3.2.1. Le recourant a un statut d'indépendant puisqu'il est considéré comme un
commerçant professionnel d'immeubles. Il doit donc tenir une comptabilité, ou
du moins l'état de ses actifs et passifs, les relevés des recettes et des
dépenses ainsi que des prélèvements et apports privés.

 A l'appui de sa déclaration fiscale 2004, le recourant n'a produit que la
liste de ses dettes et des intérêts y relatifs; aucune pièce comptable n'y
était annexée. Dans cette déclaration fiscale, le recourant ne revendique pas
la déduction d'une perte commerciale quelconque; il n'y mentionne du reste pas
non plus l'abandon de créances de la banque en sa faveur. Il n'a ainsi fourni
aucun document comptable quelconque contrairement à ce qu'exige l'art. 125 al.
2 LIFD. Le recourant n'a pas tenu de comptabilité, ni état de ses actifs et
passifs et relevés des recettes et des dépenses, ainsi que des prélèvements et
apports privés. En ce qui concerne le tableau annexé au courrier du 18 avril
2007 adressé à l'Administration fiscale, et qui fait état de la perte de
3'764'169 fr. (cf. partie "Faits" fin de la let. Ab), il n'a pas de valeur
probante puisqu'il n'est étayé par aucune pièce. Or, il incombait au recourant
d'apporter la preuve de cette perte (cf. consid. 3.1). De plus, ce tableau a
été établi après la clôture de l'exercice 2004, sans compter qu'il n'est ni
daté ni signé.
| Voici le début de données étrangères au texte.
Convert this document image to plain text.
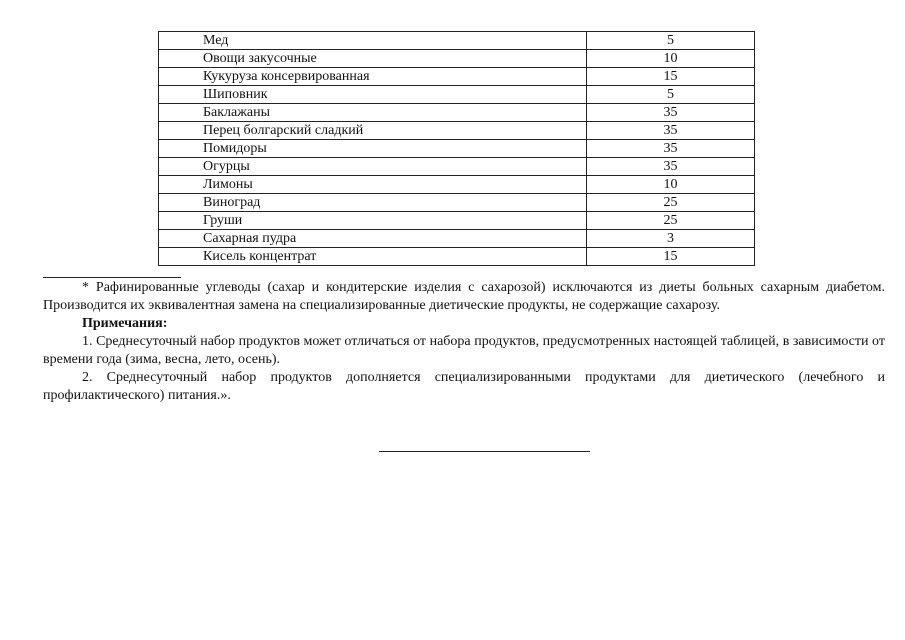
Мед	5
Овощи закусочные	10
Кукуруза консервированная	15
Шиповник	5
Баклажаны	35
Перец болгарский сладкий	35
Помидоры	35
Огурцы	35
Лимоны	10
Виноград	25
Груши	25
Сахарная пудра	3
Кисель концентрат	15

* Рафинированные углеводы (сахар и кондитерские изделия с сахарозой) исключаются из диеты больных сахарным диабетом. Производится их эквивалентная замена на специализированные диетические продукты, не содержащие сахарозу.

Примечания:

1. Среднесуточный набор продуктов может отличаться от набора продуктов, предусмотренных настоящей таблицей, в зависимости от времени года (зима, весна, лето, осень).

2. Среднесуточный набор продуктов дополняется специализированными продуктами для диетического (лечебного и профилактического) питания.».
Il ne prouve, au surplus, pas que la totalité des prêts
hypothécaires a été consacrée à l'achat des actifs immobiliers.

 En outre, d'après ce qu'il ressort du dossier, les ventes d'immeubles ayant
engendré des pertes n'ont pas toutes été réalisées en 2004. Des actifs ont été
vendus aux enchères avant cette année-là. Le recourant, qui a l'obligation de
clôturer ses comptes à chaque période fiscale (art. 210 al. 3 LIFD), devait
donc comptabiliser les pertes dans le compte actif des immeubles touchés et
comme charge au compte de pertes et profits, lors de chaque exercice commercial
où celles-ci sont survenues, puis les reporter dans la déclaration d'impôt de
la période fiscale concernée (art. 210 al. 2 LIFD). Par la suite, il aurait pu
déduire les pertes cumulées de ses éventuels bénéfices (art. 211 LIFD). Il
appartenait aussi au recourant de clairement séparer ses affaires de celle de
son frère puisqu'ils sont deux sujets fiscaux distincts. Or, bien que selon la
convention du 24 janvier 2000, B.X.________ soit débiteur de la banque d'un
montant de 1'140'430 et A.X.________ d'un montant de 9'751'306 fr. et qu'ils ne
fussent pas propriétaires des mêmes biens, ils revendiquent tous deux une perte
identique de 3'764'169 fr.

3.2.2. Le recourant a prétendu, tout au long de la procédure, qu'il n'était pas
en mesure de fournir une comptabilité complète des transactions concernées car
les faits remontaient à plus de dix ans et qu'il n'était donc plus en
possession des pièces; en outre, l'essentiel des ventes d'immeubles avait été
opéré par différents offices de poursuites et faillites dans le cadre de ventes
forcées (faillites ou poursuites en réalisation de gages), de sorte qu'il
n'avait disposé des informations sur les ventes que tardivement et de manière
totalement lacunaire; il lui était ainsi impossible de tenir une comptabilité.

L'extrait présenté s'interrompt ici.